One of Pearl Harbor’s most dedicated veterans has passed away at the age of 99 after a battle with the COVID-19 virus. Stu Hedley dedicated his later years to keeping the memory of the attack on Pearl Harbor alive, educating thousands of people over the years about the battle. Hedley would have turned 100 in October.
Hedley refused to let the memory of the battle die or let the importance of the battle be forgotten, offering his time for talks around San Diego and other areas. He would try to cram in as many public talks as possible, sometimes taking on multiple on the same day.
His major efforts have certainly made a difference, as he believes he reached around 200,000 people through his talks.
Ever the humble man, Hedley refused to be deemed a hero, always deflecting the comment onto those who did not survive the war. “They were the heroes,” he would usually say in response. He saw his mission to keep the legacy of Pearl Harbor alive as his honor and his duty to those who were lost in the devastating conflict.
“He never wanted what happened at Pearl Harbor to be forgotten,” said marketing director at the USS Midway Museum, David Koontz. “He was passionate about making sure we remembered the courage of those who were there that day.”
Hedley was present when the Japanese launched the surprise attack on the major US naval base on December 7th 1941, witnessing one of the US’ most impactful events first hand.
Hedley’s WWII service
He was born on October 29 1921 in Florida and was raised near Buffalo, New York. After developing an intense interest in the military during his childhood, Hedley attempted to join the US Navy straight out of high school but was rejected due to being 4 foot 11 inches tall.
After he had grown a little taller, he was finally accepted into the Navy. On his 19th birthday, he was stationed aboard the USS West Virginia, a powerful Colorado-class battleship.
The West Virginia was moored in Battleship Row in Pearl Harbor when the attack began, receiving multiple hits from Japanese torpedoes and improvised bombs. She would sink into the shallow waters of the harbor.
Over 100 of Hedley’s shipmates from the West Virginia were killed in the attack. He managed to avoid death on multiple occasions and survived a devastating explosion in one of the battleship’s gun turrets that killed 12 men.
Although it was moored in the harbor, escaping the ship was just as dangerous as staying on it, as the water below was covered in burning fuel oil from the damaged ships.

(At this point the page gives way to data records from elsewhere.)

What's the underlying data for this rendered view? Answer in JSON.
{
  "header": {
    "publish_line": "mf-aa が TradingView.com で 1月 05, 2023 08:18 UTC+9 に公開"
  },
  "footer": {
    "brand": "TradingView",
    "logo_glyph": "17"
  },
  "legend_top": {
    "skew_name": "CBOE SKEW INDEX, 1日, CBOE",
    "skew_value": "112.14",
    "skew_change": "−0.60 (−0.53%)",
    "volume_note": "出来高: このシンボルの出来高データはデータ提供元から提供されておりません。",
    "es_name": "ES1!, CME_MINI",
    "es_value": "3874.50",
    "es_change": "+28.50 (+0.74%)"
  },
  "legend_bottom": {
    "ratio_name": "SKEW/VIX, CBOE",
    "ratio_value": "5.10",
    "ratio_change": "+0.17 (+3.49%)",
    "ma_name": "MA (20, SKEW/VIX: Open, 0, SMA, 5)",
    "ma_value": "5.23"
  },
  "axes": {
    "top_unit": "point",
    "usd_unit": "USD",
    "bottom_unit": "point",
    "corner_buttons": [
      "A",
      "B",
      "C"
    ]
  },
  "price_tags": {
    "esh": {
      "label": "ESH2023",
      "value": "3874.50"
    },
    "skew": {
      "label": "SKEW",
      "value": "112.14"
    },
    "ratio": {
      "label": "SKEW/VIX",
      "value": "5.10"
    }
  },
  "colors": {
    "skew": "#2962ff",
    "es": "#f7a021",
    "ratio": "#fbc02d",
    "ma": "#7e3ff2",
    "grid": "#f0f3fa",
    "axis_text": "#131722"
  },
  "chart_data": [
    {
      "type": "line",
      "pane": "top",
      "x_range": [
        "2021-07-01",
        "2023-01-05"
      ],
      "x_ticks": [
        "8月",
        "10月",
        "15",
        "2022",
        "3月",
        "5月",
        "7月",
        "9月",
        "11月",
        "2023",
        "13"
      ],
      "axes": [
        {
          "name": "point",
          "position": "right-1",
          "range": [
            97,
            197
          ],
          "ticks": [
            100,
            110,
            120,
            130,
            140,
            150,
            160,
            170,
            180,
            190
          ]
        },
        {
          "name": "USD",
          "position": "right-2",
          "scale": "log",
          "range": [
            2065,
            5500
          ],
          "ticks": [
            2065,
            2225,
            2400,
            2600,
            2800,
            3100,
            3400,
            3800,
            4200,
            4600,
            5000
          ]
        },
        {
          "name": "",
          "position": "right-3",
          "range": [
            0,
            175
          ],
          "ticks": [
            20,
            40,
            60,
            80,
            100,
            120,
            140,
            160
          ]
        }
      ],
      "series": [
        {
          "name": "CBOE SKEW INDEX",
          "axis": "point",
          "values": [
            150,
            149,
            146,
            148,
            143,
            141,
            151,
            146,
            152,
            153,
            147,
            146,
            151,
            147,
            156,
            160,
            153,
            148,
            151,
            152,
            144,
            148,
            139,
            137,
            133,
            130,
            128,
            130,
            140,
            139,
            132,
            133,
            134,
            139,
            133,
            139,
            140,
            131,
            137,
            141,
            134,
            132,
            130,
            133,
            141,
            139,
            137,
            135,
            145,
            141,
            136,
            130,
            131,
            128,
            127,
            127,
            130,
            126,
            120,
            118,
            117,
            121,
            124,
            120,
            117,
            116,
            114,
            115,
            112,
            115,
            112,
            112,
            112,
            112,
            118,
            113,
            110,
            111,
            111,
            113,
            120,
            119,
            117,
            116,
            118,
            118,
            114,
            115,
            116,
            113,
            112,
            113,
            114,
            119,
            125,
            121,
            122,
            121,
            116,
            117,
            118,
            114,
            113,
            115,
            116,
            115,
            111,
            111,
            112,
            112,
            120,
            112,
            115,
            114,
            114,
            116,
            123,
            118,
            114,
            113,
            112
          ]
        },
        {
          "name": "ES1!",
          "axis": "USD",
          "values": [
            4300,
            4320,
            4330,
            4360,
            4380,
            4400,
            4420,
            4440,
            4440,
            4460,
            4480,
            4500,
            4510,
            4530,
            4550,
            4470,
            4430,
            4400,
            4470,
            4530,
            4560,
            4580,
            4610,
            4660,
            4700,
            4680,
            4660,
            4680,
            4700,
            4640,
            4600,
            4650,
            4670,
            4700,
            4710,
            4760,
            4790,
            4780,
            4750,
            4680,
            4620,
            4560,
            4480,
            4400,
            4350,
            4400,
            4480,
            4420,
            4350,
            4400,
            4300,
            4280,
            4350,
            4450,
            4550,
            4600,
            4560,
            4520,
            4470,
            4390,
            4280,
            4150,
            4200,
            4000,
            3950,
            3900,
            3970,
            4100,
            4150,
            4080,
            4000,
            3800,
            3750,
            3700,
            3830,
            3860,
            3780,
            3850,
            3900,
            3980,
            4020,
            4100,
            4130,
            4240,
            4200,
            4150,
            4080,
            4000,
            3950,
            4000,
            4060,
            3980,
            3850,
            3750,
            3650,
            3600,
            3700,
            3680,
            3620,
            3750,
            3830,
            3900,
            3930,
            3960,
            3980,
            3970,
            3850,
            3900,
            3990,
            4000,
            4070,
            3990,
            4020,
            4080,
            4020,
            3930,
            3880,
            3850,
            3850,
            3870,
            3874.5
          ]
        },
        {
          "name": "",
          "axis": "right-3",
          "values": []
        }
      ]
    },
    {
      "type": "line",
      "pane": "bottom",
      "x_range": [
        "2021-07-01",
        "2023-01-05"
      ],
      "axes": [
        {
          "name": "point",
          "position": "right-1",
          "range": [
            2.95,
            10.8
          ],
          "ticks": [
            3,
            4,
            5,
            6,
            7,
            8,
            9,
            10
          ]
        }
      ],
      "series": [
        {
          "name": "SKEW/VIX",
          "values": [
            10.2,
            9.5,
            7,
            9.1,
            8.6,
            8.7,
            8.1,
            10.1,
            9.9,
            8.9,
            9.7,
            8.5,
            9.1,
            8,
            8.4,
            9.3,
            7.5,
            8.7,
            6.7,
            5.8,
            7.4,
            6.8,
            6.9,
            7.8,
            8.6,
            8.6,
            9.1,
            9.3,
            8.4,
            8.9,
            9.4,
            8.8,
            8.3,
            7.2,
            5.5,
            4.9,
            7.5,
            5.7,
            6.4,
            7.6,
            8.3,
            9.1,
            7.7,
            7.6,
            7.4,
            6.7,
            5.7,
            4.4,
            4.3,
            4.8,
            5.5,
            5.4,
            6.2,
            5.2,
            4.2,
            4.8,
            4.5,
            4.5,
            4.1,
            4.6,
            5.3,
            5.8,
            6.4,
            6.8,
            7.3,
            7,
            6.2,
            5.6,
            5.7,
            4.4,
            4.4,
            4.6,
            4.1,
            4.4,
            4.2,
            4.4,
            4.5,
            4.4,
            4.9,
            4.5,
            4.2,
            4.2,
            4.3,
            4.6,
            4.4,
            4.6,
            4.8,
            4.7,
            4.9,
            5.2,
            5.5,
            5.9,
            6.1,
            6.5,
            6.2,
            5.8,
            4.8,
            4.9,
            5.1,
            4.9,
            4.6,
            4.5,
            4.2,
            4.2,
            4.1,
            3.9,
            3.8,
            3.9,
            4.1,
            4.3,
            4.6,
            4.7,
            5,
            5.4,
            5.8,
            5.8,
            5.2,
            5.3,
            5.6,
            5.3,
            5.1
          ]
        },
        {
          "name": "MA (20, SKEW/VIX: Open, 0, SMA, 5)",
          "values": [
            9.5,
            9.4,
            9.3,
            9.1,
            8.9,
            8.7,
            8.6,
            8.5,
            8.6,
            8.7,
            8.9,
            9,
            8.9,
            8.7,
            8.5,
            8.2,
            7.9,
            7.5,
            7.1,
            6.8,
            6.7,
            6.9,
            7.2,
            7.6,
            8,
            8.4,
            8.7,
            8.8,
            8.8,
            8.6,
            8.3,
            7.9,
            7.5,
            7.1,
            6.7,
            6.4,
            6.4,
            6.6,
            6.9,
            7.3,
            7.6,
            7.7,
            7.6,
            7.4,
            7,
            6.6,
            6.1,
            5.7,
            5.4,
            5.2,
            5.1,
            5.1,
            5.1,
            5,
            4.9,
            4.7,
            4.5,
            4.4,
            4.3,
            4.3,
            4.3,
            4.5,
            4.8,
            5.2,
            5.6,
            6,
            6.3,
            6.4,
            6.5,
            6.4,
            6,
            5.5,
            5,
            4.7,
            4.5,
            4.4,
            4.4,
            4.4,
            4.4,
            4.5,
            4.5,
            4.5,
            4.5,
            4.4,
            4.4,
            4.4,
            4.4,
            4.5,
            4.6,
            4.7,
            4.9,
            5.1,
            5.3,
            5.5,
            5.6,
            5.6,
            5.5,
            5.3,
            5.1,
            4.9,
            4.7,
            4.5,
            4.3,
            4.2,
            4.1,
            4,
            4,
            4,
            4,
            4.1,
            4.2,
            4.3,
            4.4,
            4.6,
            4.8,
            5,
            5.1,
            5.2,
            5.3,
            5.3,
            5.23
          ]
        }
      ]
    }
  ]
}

Fuel oil from the USS Arizona had reached the West Virginia and ignited, with the ship’s own fuel contributing to the blaze. Men had to make their way around or below these flaming patches of water to escape the stricken vessels.
Hedley was transported to a medical facility via an ambulance after reaching dry land.
“I grew up in a hurry that day,” he said in a 2016 interview. “We all did.”
“Little did I realize at the age of 10 that one day I was going to be involved with all that.”
Despite the amount of damage sustained by the West Virginia, she was eventually raised and repaired, returning to duty before the end of WWII.
After the attack Hedley served aboard the USS San Francisco, which became one of the nation’s most decorated ships, and the USS Massey. During the war, he participated in the battles of Guadalcanal and Okinawa, as well as many more.
Hedley would finally retire from the Navy in 1960, after spending 20 years in the service.
Life after the Navy
After he left the Navy, he raised five children in Clairemont. He wouldn’t return to Pearl Harbor until 1970, where he was stunned by memories and flashbacks to his terrifying ordeal back in 1941. Like so many other veterans, Hedley had remained tight-lipped about what he’d seen during the war, even to his own wife. After visiting Pearl Harbor he began to talk about his wartime exploits and joined the Pearl Harbor Survivors Association.
The association’s motto was “Remember Pearl Harbor, Keep America Alert”, and was filled with 70,000 members worldwide at its peak.
Hedley made it his personal mission to educate people about Pearl Harbor while ensuring the battle was never forgotten.
“Pearl Harbor was not a defeat,” Hedley often said. “It was an eye-opener.”
He believed it was important for people to understand the circumstances surrounding the attack just as much as the attack itself.
“I remember going to (the San Diego-area city of) Ramona with him once to talk to some Boy Scouts,” said Kathy Hansen, a Navy veteran and a long-time friend of Hedley’s. “Kids are a tough crowd and he told them stories for two hours. They couldn’t get enough.”
Hedley was the president of his local chapter of the Pearl Harbor Survivors Association when the organization was disbanded due to low member numbers.
“It’s certainly the end of an era,” he said when the association was disbanded, “and it leaves me a little heartbroken.”
Hedley’s wife of 64 years, Wanda, and his daughter Pam had already passed at the time of his death. He is survived by his three daughters; Barbara, Patty, and Nancy, and his son, Ray.